Mark’s first eleven verses open to us a world of astonishing scriptural sophistication, quite different perhaps than we may have thought at first about this seemingly simple narrative. These mysteries open to us the Baptism of Jesus as the culmination of the yearning of creation, the patriarchs, the prophets, Israel, indeed the whole world, since the beginning of time. We see John the Baptist as the representative of all that has gone before, standing in the timeless moment before the One-who- will-be-called rises up out of the water. Once he does, once he rises, everything has changed. The world is no longer separated into a Spirit-filled heaven and a bereft earth, because the heavens are torn apart and the Spirit pours down, lighting on the head of Jesus, ready to fill the earth, beginning at Jordan. The creation is about to be transformed by him whose gospel of power is announced and whose redemptive, beloved Sonship awaits.
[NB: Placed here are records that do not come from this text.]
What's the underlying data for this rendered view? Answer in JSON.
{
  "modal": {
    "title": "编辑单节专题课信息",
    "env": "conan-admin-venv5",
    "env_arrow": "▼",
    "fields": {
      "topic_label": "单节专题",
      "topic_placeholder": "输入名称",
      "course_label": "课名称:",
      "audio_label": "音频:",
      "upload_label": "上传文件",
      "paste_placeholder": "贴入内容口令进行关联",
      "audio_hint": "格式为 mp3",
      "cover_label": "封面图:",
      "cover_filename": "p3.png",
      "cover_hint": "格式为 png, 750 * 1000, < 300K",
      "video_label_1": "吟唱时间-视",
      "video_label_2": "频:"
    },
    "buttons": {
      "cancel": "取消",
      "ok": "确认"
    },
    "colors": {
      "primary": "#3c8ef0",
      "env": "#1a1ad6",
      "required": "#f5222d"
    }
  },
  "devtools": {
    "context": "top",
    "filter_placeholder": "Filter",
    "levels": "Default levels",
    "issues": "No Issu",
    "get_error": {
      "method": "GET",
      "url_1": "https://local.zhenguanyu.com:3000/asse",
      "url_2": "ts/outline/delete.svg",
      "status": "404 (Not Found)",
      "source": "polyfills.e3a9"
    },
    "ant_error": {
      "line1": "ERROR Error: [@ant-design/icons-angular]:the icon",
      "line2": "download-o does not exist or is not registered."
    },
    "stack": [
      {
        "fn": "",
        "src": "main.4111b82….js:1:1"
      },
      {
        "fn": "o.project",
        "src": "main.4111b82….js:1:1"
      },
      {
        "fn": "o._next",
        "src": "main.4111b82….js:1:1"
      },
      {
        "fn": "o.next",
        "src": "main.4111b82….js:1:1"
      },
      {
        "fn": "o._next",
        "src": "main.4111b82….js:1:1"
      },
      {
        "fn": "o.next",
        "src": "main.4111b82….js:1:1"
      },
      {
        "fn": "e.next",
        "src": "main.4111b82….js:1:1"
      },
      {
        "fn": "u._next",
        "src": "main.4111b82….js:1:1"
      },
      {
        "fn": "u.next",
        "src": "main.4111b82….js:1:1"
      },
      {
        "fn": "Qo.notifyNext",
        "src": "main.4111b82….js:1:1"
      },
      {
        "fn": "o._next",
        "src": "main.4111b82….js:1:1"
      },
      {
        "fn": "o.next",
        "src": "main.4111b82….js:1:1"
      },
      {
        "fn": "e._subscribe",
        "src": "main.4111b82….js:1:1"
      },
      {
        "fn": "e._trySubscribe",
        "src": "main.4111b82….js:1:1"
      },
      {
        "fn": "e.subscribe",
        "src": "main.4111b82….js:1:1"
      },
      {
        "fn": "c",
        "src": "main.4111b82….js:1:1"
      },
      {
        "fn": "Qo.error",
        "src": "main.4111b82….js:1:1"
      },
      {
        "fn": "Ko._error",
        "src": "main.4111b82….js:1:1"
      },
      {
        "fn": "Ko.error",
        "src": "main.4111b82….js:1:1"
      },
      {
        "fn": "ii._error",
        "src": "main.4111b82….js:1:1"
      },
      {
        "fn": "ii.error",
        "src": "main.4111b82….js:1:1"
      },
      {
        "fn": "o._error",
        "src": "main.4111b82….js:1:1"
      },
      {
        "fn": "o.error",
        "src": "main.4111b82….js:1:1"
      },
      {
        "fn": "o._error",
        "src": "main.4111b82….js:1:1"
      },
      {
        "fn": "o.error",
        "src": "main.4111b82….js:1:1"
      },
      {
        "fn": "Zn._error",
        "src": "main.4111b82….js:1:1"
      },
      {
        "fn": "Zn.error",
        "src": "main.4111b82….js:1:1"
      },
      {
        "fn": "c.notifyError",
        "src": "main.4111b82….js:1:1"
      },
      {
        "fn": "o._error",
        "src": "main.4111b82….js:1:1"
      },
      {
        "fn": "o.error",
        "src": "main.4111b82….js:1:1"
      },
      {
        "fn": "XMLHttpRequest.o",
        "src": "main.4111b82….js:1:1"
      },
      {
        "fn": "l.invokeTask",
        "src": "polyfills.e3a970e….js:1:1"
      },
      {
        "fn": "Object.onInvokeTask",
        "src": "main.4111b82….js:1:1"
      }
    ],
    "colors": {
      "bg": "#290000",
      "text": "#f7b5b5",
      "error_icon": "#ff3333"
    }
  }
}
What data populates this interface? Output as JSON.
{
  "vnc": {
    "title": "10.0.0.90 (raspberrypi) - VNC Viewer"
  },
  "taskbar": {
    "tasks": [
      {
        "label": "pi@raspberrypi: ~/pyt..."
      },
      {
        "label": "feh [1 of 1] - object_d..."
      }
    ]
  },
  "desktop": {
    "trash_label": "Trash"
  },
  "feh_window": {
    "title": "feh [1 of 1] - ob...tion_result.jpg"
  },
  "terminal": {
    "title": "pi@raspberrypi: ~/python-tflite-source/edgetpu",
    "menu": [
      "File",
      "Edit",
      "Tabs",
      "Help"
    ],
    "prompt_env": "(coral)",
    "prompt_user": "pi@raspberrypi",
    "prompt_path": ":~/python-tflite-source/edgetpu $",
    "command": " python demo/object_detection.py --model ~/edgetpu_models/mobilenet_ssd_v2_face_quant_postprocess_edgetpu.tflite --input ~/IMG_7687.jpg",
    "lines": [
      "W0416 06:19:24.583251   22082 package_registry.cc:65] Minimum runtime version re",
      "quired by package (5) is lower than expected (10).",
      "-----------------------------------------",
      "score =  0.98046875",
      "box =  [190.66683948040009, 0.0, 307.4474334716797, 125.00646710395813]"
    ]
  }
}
And so, the seventh mystery: We are invited into the mystery of Jesus’ Baptism, the same mystery he enters into. We are not invited to be John the Baptist, standing, watching, witnessing, but not joining. We are called to follow Christ down into the water, and then up, to meet the Spirit descending upon us, even us. May we go down into the water. May we rise in Baptism. And as beloved sons and daughters, may we follow wherever it leads.